Александр Антонович пребывал в ударе. Форум стал для него личным праздником. Пройдя долгий путь «говоруна» — лектора ЦК и «писуна» — консультанта, корпевшего на госдачах над речами для членов Политбюро, он неожиданно взлетел в самые эмпиреи, став референтом Михаила Сергеевича. Прием в честь почетных гостей лежал непосредственно в сфере его обязанностей, и он из кожи лез, чтобы не ударить в грязь лицом. И не ударил. Даже соки и минералку ухитрился преподнести как панегирик в честь перестройки. Прямая лесть, как и прямое цитирование генсека, не поощрялись, но тем вернее можно было продемонстрировать высший пилотаж безличностным выражением чувств. А Александр Антонович умел искренне, ничуть не кривя душой, восхищаться начальством. Умеренно прогрессивные идеи, притом в гомеопатической дозировке, он подавал с небрежностью завзятого бонвивана, рубахи-парня и с таким блеском преданности в глазах, что теплели самые твердокаменные сердца.

Уж на что прежний шеф науки, кремневый ретроград-сталинист, и тот привечал молодого инструктора. Бывало, вычеркнет крамольную фразу, поворчит для порядка и пойдет поучать уму-разуму, а через час, глядь, все неузнаваемо переделано, и в точности сообразно текущему моменту.

— Ваши пожелания учтены, Ананыч!

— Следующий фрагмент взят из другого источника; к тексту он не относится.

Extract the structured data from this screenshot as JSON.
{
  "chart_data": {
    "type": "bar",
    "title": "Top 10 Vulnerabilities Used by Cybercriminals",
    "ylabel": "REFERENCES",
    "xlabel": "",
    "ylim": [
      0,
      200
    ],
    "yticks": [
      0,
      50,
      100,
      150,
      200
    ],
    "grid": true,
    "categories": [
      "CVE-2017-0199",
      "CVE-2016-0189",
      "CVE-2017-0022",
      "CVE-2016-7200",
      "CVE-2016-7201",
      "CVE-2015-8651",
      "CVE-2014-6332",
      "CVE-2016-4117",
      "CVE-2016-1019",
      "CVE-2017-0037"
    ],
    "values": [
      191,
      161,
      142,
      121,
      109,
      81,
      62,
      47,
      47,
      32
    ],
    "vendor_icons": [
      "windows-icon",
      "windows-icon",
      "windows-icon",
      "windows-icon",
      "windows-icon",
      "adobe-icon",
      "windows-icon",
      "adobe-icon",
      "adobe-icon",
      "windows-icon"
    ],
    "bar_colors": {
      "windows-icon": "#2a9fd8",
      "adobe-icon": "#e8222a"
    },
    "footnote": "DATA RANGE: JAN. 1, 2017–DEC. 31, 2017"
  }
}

Я случайно не исказил формулировочку?

Никакой такой формулировки не было и в помине — сплошное брюзжание, но начальству начинало казаться, что оно и впрямь что-то такое имело в виду. Изложено четко. Значит, урок пошел впрок. Способный парнишка, несмотря что прогрессист.

Александр Антонович и в пропаганде преуспел, а уж там такая чехарда либералов и консерваторов, что чертям тошно. Однако всем сумел угодить и нигде особенно не подставился. По кабинетам не ходил, в групповщине не засветился — работал не за страх, а за совесть. И вот настал заслуженный триумф! В одно прекрасное утро пришел вызов в первый подъезд, на тот самый пятый этаж, выше которого нет ничего на свете.

18

Человек, перенесший инсульт.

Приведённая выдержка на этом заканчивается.